Por tanto, si conforme a dichas disposiciones (artículo 142 del Código de Procedimientos Civiles del Estado de Jalisco): "Siempre serán condenados en costas, cuando así lo solicite la contraria: I. El litigante condenado en juicio y el que lo intente si no obtiene resolución favorable ..."; es evidente que procedía condenar a la actora al pago de las costas de primera instancia pues, en la especie, fue condenado en juicio; de ahí que la condena al pago de costas impuesta al quejoso, aun cuando por diversas causas y fundamentos que los expuestos por la Sala responsable, era procedente.
En el anterior orden de ideas, al haber resultado, como se vio, ineficaces los conceptos de violación y no advertida una manifiesta violación de la ley en perjuicio del quejoso que lo hubiese dejado sin defensa, a fin de suplir la deficiencia en su exposición, en términos de la fracción VI del artículo 76 bis de la Ley de Amparo, lo procedente es negar la protección solicitada.
Por lo expuesto y fundado, con apoyo, además, en los artículos 190 y 191 de la Ley de Amparo, se resuelve:
ÚNICO.-La Justicia de la Unión no ampara ni protege a Daniel Soto Becerra, contra los actos que reclamó de la Quinta Sala del Supremo Tribunal de Justicia del Estado de Jalisco y del Juez Segundo de lo Mercantil del Primer Partido Judicial de la citada entidad federativa, consistentes en la sentencia definitiva dictada el veintisiete de abril de dos mil cuatro, en el toca de apelación número 276/2004 y su ejecución, por los motivos precisados en la parte considerativa de esta resolución.
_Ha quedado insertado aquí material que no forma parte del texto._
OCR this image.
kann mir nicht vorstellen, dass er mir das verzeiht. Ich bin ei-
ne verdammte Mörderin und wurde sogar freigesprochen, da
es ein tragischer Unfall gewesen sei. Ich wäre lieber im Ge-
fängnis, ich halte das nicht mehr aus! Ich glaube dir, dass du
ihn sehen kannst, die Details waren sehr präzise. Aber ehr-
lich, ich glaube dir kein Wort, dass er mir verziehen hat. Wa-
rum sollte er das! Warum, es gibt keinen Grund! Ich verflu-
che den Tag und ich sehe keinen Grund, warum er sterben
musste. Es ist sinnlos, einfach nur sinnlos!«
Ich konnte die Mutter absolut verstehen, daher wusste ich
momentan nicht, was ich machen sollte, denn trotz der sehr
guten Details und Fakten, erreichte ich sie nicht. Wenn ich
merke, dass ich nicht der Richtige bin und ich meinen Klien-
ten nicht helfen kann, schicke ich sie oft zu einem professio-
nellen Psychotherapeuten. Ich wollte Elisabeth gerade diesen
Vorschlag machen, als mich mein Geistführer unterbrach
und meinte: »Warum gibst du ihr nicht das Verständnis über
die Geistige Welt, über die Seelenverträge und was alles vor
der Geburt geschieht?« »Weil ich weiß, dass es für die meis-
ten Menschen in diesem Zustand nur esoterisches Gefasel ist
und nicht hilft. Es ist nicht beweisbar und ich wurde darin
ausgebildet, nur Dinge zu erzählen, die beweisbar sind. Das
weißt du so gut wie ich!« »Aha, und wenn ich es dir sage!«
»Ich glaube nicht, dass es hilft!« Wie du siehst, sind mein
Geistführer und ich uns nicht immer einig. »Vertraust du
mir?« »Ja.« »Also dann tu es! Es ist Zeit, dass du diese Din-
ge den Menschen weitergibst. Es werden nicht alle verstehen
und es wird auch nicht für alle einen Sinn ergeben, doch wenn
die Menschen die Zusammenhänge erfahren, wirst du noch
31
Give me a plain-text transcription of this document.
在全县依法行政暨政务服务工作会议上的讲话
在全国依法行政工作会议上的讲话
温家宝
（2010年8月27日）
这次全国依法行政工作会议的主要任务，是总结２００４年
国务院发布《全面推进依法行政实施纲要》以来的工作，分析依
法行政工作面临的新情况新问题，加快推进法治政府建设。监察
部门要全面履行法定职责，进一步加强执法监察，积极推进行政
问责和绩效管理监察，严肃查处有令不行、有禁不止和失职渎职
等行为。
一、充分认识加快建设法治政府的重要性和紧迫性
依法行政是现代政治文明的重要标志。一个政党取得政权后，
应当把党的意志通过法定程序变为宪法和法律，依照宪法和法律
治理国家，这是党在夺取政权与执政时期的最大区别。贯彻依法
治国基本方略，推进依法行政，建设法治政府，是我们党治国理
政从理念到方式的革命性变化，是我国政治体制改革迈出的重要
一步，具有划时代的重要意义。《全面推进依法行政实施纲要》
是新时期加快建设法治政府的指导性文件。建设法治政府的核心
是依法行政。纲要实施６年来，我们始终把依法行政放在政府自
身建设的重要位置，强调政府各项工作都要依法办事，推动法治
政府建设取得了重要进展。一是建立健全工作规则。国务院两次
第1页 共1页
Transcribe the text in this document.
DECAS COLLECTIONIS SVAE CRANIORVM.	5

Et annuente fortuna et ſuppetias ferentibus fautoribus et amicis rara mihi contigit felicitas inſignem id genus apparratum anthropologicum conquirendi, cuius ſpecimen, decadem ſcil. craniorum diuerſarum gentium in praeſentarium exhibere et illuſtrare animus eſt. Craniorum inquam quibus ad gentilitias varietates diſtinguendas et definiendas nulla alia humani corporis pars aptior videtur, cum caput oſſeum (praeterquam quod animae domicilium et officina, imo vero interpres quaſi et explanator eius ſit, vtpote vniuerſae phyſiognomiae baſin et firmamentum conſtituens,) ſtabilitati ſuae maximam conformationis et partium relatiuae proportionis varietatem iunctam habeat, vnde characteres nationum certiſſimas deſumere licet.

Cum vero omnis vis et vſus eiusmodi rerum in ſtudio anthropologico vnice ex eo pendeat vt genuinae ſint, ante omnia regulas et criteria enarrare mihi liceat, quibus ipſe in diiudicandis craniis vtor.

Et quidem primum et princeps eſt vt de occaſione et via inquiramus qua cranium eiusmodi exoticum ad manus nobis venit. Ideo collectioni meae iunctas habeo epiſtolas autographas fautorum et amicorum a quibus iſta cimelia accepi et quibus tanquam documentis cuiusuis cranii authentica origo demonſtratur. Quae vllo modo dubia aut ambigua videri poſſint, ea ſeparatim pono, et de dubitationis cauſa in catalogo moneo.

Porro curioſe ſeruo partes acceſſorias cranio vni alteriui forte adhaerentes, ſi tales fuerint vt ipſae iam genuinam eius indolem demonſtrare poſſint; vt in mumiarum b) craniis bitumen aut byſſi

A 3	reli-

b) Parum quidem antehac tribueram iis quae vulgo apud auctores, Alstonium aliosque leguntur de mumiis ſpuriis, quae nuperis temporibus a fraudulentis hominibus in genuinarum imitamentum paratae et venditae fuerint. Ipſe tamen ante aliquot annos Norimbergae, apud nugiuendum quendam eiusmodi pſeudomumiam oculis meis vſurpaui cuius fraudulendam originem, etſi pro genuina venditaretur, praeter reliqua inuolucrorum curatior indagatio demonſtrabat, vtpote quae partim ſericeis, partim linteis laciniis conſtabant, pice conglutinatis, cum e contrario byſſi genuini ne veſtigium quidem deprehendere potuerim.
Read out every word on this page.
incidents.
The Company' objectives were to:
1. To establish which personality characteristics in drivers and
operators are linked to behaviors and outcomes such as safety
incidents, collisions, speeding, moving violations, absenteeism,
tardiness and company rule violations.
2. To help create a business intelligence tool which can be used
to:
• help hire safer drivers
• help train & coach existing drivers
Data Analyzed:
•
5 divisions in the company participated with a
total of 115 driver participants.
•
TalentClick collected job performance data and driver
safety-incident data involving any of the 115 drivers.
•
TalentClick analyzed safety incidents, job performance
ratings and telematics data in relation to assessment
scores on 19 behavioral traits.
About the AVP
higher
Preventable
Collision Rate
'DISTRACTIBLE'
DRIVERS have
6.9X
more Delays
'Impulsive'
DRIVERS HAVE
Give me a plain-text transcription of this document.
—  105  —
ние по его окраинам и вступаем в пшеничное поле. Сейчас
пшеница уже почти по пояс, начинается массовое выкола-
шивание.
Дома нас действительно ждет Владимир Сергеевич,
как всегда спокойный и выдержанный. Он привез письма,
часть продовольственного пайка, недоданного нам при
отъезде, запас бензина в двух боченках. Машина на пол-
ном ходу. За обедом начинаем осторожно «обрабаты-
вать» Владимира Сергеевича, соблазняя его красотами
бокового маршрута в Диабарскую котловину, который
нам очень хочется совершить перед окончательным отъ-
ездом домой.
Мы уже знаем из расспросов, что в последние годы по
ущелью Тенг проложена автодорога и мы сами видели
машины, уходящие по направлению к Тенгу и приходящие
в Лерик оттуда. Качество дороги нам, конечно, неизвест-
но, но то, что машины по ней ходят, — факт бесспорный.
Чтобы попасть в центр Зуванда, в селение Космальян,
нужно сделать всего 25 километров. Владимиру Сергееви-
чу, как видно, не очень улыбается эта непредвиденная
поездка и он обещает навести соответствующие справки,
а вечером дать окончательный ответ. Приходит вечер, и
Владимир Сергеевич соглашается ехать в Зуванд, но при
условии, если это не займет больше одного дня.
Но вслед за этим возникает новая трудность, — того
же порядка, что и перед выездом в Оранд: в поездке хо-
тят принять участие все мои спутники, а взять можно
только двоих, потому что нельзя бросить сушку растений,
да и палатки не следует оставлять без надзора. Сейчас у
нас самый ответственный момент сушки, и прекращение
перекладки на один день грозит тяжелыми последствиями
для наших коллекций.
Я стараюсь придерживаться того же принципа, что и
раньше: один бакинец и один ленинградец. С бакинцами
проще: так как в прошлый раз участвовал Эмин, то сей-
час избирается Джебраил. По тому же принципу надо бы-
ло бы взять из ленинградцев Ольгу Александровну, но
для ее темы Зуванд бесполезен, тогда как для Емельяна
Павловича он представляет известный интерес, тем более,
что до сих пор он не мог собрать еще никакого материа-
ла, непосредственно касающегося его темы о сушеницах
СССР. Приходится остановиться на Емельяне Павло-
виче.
Notifíquese; anótese en el registro, con testimonio de esta resolución, vuelvan los autos relativos a la autoridad responsable y, oportunamente, archívese el expediente como asunto concluido.
Así lo resolvió el Primer Tribunal Colegiado en Materia Civil del Tercer Circuito por unanimidad de votos de sus integrantes, Magistrados Francisco José Domínguez Ramírez en funciones de presidente, Héctor Soto Gallardo y Carlos Arturo González Zárate quien es ponente.